No one in the house knew of this vault; Sitta Nefysseh had confided it to the kachef Youssouf only, and they two had conveyed all her valuables to this hiding place.

When all was completed, and the Sitta had retired to her apartments, Youssouf announced himself, and, upon being admitted, stepped humbly forward, fell on his knees, and handed her the keys.

She looked at him in surprise. "What does this mean? What do you bring me?"

"The keys to the vault. This one opens the inner, and the other the outer door."

"You will keep them for me, Youssouf," said his mistress, inclining her beautiful head.

"You confide them to me," said he, his countenance radiant with delight. "You wish to confide to your slave the keys to your treasure?"

"Does that surprise you?" asked she, gently. "I know I can safely confide to the kachef of my deceased husband all that I have and possess. You will keep the keys; and listen, Youssouf, should I die- -"

"Die!" he exclaimed, with a cry which he found it impossible to repress. "Die!-you, Sitta Nefysseh?"

"I am mortal, as we all are, as great Mourad was!" said she, gravely. "If I should die, you will take these keys to Osman Bey Bardissi, and tell him that Sitta Nefysseh sends them to him, and that in the vault here are souvenirs for her friends. You, however, Youssouf, I make the executor of my last will; you are to distribute the souvenirs according to a list that I will give you."

She arose and took from a little closet in the wall a small book, bound with gold and richly studded with diamonds.

"This book contains the names of those to whom I wish to leave a present at my death; you will act according to the instructions contained in it, but the book itself you will keep. My initials are on it, set in splendid diamonds. It was given me by Bonaparte, the general of the Franks. Keep it, and, when you read my name, think of me!"

"Mistress, I can bear it no longer!" cried he, bursting into tears and falling on his knees. "No, I can bear it no longer! The thought of your dying robs me of all self-control. O mistress, be merciful, and do not speak of your death!"

"We have already dismissed that subject," said she, smiling. "We must be firm and brave. Youssouf must not weep like a young girl! Dry your tears, I will not see them!"

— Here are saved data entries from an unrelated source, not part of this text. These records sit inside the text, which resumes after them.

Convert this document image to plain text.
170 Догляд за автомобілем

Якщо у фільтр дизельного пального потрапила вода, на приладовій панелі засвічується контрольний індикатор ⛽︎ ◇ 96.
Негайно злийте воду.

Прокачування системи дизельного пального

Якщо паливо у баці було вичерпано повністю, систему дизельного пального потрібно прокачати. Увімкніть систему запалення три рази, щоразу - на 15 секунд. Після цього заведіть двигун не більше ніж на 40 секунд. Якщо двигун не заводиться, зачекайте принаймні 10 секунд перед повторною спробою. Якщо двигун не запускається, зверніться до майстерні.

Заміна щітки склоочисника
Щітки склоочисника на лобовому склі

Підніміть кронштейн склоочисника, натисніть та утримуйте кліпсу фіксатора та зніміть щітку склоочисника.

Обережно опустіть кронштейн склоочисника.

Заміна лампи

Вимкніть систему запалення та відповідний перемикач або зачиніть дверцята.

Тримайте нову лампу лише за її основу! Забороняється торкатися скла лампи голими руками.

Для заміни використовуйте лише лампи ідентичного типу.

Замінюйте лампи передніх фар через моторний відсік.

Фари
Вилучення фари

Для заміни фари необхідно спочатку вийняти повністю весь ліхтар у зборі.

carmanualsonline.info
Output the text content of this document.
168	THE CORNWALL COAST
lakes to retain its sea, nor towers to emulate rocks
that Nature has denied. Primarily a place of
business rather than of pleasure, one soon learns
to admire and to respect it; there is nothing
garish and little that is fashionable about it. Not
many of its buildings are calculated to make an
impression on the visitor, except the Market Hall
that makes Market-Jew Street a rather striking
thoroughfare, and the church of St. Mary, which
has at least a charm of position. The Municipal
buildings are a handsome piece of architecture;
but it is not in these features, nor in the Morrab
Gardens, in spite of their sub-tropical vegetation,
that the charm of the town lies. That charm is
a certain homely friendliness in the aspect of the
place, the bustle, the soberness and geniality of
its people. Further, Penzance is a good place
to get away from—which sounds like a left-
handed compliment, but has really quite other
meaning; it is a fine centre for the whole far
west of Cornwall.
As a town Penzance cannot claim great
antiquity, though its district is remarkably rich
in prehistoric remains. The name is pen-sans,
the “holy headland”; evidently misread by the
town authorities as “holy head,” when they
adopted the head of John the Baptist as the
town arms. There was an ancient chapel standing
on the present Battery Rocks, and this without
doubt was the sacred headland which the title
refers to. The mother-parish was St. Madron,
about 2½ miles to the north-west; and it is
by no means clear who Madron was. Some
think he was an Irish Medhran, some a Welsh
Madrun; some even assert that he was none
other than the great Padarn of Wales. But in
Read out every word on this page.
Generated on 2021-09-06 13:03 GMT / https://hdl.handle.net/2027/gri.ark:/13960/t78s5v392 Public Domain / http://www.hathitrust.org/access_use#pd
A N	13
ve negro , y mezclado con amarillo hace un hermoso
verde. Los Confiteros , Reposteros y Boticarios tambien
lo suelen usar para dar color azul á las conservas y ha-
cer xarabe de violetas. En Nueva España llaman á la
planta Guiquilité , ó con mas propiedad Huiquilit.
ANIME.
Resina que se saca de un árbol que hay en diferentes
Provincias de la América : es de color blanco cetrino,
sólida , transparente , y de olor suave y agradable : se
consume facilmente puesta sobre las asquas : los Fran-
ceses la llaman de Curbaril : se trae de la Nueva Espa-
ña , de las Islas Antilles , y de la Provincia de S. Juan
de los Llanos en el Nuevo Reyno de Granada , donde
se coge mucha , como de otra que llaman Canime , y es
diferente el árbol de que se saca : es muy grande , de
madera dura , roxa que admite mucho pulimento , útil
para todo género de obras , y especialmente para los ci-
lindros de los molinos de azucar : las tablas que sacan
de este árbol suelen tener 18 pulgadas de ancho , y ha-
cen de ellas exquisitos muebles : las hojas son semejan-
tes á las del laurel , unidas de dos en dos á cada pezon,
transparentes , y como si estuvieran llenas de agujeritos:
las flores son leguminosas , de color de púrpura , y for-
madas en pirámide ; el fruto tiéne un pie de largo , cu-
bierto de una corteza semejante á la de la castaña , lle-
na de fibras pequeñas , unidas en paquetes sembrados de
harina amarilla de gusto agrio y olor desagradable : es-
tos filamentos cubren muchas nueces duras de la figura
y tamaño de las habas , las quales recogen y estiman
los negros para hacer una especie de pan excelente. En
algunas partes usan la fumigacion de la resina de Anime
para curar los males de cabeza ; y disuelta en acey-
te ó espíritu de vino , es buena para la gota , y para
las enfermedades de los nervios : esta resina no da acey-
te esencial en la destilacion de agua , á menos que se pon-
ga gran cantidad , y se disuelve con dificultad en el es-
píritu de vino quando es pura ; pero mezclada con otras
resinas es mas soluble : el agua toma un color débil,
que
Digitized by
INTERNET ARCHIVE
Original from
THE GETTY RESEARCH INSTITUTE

Obedient to her command, he arose and brushed the tears from his eyes. "Mistress, at your bidding my heart is strong again, and your slave awaits your commands," said he, in a firm voice.

She seemed to be struggling to regain control of herself. Youssouf's eyes rested on her in a glance of such passionate tenderness that she felt it without seeing it.

"I have a final commission to give you," said she.

"A command, mistress! You know that your slightest is a command for me, and would be carried out if I should die in the performance!"

"Die?" said she, with a slight start. "Now you speak of death,

Youssouf. No, you shall not die! No, thoughts of death overtake us

soon enough! Listen: I wish you to mount your horse and ride to

Osman Bey Bardissi's camp."

"Now, mistress! No, do not require this of me! " cried he, anxiously. "You are aware an unknown friend has warned us, and said that Sitta should hide her treasure, as danger threatened her. And now you require Youssouf to leave you, him who promised his master, Mourad Bey, that he would faithfully stand beside you his life long! You cannot send me away, you will wait until the danger is past; then will I go wherever you send me, were it to the ends of the world! For you, Youssouf will rush into the arms of Death, but he cannot leave you to face danger alone. No, Sitta Nefysseh, do not require this of me!"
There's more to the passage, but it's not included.